Several other solar farms are in stages of development, but to make a larger dent in the generation of carbon dioxide that is primarily responsible for climate change that has been warming the atmosphere, activists have called for a much larger investment in the technology.

“We really need more of these larger, utility-scale solar projects,” Chandler says. “And we need to make it easier for individual families and businesses” to install their own on-site solar generation equipment.

The looming boom in solar development also promises potential jobs during the construction process, but much smaller employment during the operating life of the facilities.

For the unions that employ utility workers, ensuring that those jobs are done by Wisconsin workers has become a priority.

“We represent a lot of members that are in legacy energy production,” says Kent Miller, assistant business manager of the Wisconsin Laborers Union District Council. Those include power plants fired by coal and natural gas as well as workers who build pipelines that carry oil. 

“All that legacy work that our members and local workers primarily performed for the utilities has had good labor standards and good living wages,” Miller says. 

With the emergence of utility scale solar projects, “our advocacy is to have those same types of labor standards and the same types of benefits” for the work in building those projects.

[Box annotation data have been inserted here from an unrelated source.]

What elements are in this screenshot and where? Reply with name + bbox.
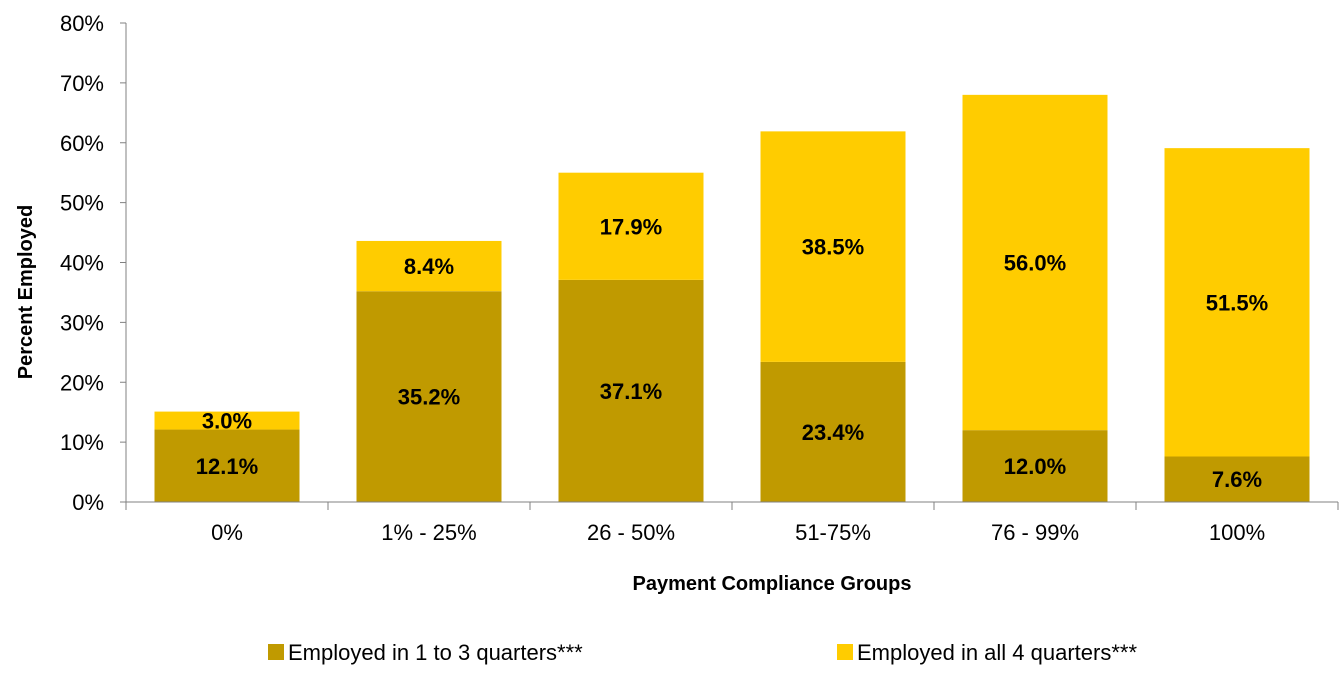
x-tick-label: 0% (211, 520, 243, 545)
legend-swatch-series2 (837, 644, 853, 660)
data-label-series1-0: 12.1% (196, 454, 258, 479)
data-label-series1-1: 35.2% (398, 385, 460, 410)
x-tick-label: 100% (1209, 520, 1265, 545)
legend-swatch-series1 (268, 644, 284, 660)
y-axis-title: Percent Employed (15, 205, 37, 380)
bar-series1-4 (962, 430, 1108, 502)
x-tick-label: 51-75% (795, 520, 871, 545)
bar-series1-5 (1164, 456, 1310, 502)
x-tick-label: 76 - 99% (991, 520, 1079, 545)
data-label-series1-3: 23.4% (802, 420, 864, 445)
y-tick-label: 60% (60, 131, 104, 156)
x-tick-label: 26 - 50% (587, 520, 675, 545)
data-label-series2-1: 8.4% (404, 254, 454, 279)
legend-label-series2: Employed in all 4 quarters*** (857, 640, 1137, 665)
legend-label-series1: Employed in 1 to 3 quarters*** (288, 640, 583, 665)
bar-series2-5 (1164, 148, 1310, 457)
bar-series1-2 (558, 279, 704, 502)
y-tick-label: 10% (60, 430, 104, 455)
axes-layer: 0% 10% 20% 30% 40% 50% 60% 70% 80% 0% 1% - 25% 26 -… (60, 11, 1339, 545)
legend: Employed in 1 to 3 quarters*** Employed i… (268, 640, 1137, 665)
y-tick-label: 70% (60, 71, 104, 96)
data-label-series2-0: 3.0% (202, 409, 252, 434)
y-tick-label: 0% (72, 490, 104, 515)
data-label-series2-4: 56.0% (1004, 251, 1066, 276)
bar-series2-0 (154, 411, 300, 430)
x-axis-title: Payment Compliance Groups (633, 573, 912, 595)
bar-series1-0 (154, 429, 300, 502)
x-tick-label: 1% - 25% (381, 520, 476, 545)
y-tick-label: 40% (60, 251, 104, 276)
bar-series2-3 (760, 131, 906, 362)
y-tick-label: 80% (60, 11, 104, 36)
data-label-series1-2: 37.1% (600, 379, 662, 404)
labels-layer: 12.1% 3.0% 35.2% 8.4% 37.1% 17.9% 23.4% 38.5% 12… (196, 214, 1268, 492)
y-tick-label: 30% (60, 310, 104, 335)
data-label-series1-5: 7.6% (1212, 467, 1262, 492)
bar-series2-1 (356, 240, 502, 292)
bar-series1-3 (760, 361, 906, 502)
bar-series2-2 (558, 172, 704, 280)
bar-series2-4 (962, 94, 1108, 431)
data-label-series2-3: 38.5% (802, 235, 864, 260)
data-label-series2-5: 51.5% (1206, 290, 1268, 315)
y-tick-label: 20% (60, 370, 104, 395)
bar-series1-1 (356, 291, 502, 502)
y-tick-label: 50% (60, 191, 104, 216)
data-label-series2-2: 17.9% (600, 214, 662, 239)
bars-layer (154, 94, 1310, 502)
data-label-series1-4: 12.0% (1004, 454, 1066, 479)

In February, the Laborers and the International Brotherhood of Electrical Workers signed a project labor agreement with a Minnesota-based contractor to build a solar farm in the Kenosha County town of Paris. That solar farm is also being developed by Invenergy. The agreement ensures that the contractor will hire project workers locally and under union contracts.

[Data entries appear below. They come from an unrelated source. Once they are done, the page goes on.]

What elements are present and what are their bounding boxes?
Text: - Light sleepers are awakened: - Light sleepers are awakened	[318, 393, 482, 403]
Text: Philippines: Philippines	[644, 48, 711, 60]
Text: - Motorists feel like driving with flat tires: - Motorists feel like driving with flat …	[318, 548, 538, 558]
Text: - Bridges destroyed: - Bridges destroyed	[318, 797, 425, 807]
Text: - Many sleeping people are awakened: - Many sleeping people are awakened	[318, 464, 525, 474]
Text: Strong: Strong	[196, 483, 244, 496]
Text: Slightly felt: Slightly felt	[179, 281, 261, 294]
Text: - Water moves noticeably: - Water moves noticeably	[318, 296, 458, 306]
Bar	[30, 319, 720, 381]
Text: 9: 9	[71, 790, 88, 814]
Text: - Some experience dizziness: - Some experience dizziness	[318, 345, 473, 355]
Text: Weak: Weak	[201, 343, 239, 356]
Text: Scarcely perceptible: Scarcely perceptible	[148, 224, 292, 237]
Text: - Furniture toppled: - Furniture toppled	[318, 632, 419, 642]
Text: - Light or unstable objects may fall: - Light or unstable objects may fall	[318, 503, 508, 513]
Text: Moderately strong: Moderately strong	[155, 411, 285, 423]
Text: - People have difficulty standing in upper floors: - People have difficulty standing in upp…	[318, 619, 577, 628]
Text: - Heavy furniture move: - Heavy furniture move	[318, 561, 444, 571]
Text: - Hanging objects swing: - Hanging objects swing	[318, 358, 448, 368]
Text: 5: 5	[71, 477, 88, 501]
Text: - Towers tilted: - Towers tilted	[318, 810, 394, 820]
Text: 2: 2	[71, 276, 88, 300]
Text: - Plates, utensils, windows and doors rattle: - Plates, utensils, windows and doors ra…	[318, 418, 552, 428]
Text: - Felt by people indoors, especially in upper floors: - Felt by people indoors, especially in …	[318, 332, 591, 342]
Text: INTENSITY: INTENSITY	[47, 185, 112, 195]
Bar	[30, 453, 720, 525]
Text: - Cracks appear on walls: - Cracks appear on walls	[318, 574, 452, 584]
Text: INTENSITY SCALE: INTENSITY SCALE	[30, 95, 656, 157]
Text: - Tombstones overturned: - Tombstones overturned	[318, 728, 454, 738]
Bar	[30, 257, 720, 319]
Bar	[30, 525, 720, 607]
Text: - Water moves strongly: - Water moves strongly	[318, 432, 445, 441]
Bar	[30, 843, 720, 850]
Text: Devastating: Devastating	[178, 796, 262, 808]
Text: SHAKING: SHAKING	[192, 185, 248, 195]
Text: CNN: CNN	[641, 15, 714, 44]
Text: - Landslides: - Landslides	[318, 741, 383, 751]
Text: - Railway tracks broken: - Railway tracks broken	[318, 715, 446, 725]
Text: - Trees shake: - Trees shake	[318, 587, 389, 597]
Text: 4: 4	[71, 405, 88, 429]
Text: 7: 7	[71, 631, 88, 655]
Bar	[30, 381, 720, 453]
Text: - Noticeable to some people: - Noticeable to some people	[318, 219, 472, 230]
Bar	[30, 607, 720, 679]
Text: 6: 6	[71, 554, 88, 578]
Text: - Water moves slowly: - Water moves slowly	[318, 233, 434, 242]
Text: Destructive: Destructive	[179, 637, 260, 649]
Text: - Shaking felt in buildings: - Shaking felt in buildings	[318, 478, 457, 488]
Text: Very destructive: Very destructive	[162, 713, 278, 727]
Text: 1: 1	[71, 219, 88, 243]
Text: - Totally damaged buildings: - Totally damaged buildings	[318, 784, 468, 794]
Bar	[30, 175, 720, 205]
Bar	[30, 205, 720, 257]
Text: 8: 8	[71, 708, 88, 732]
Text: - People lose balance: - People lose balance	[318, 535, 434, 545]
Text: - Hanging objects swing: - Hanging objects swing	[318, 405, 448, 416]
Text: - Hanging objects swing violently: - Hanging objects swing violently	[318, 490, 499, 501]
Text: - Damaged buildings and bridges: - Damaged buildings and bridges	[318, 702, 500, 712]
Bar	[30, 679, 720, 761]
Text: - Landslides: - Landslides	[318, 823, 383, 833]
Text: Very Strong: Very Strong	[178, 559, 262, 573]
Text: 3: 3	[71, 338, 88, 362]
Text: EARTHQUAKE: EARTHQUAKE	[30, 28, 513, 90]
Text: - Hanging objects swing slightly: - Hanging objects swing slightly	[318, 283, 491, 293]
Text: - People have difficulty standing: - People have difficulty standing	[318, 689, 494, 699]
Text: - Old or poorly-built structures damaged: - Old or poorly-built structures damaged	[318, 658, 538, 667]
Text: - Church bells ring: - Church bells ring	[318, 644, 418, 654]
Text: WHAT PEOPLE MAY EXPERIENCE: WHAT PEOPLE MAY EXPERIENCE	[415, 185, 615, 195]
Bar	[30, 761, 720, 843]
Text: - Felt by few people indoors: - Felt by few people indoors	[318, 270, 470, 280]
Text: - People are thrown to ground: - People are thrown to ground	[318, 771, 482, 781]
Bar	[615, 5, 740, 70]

The Laborers have had mixed results in persuading the PSC to write provisions into its solar project approvals relating to the makeup of the project workforce.

When the commission approved a solar farm in Grant County in May 2021, the agency included a requirement that the developer submit quarterly reports on its efforts to recruit Wisconsin workers for jobs on the project in response to union comments during the project’s review.

Although there was a proposal to include a similar reporting requirement in the Koshkonong project, the two commissioners who voted on it — PSC Chair Rebecca Valcq and Ellen Nowak — divided on the question of including it.

Nowak, who was appointed in the administration of former Gov. Scott Walker, said that in her view “employment numbers are outside the scope of this proceeding.”

Valcq favored such a requirement as a way of holding developers accountable for claims they make during the approval process. “If applicants are going to continue to tout significant local economic benefits as a result of the projects, then I would expect them to be hiring local labor,” she said.

The third commissioner, Tyler Huebner, who like Valcq was appointed by Gov. Tony Evers, recused himself from voting, resulting in a tie that effectively excluded the requirement.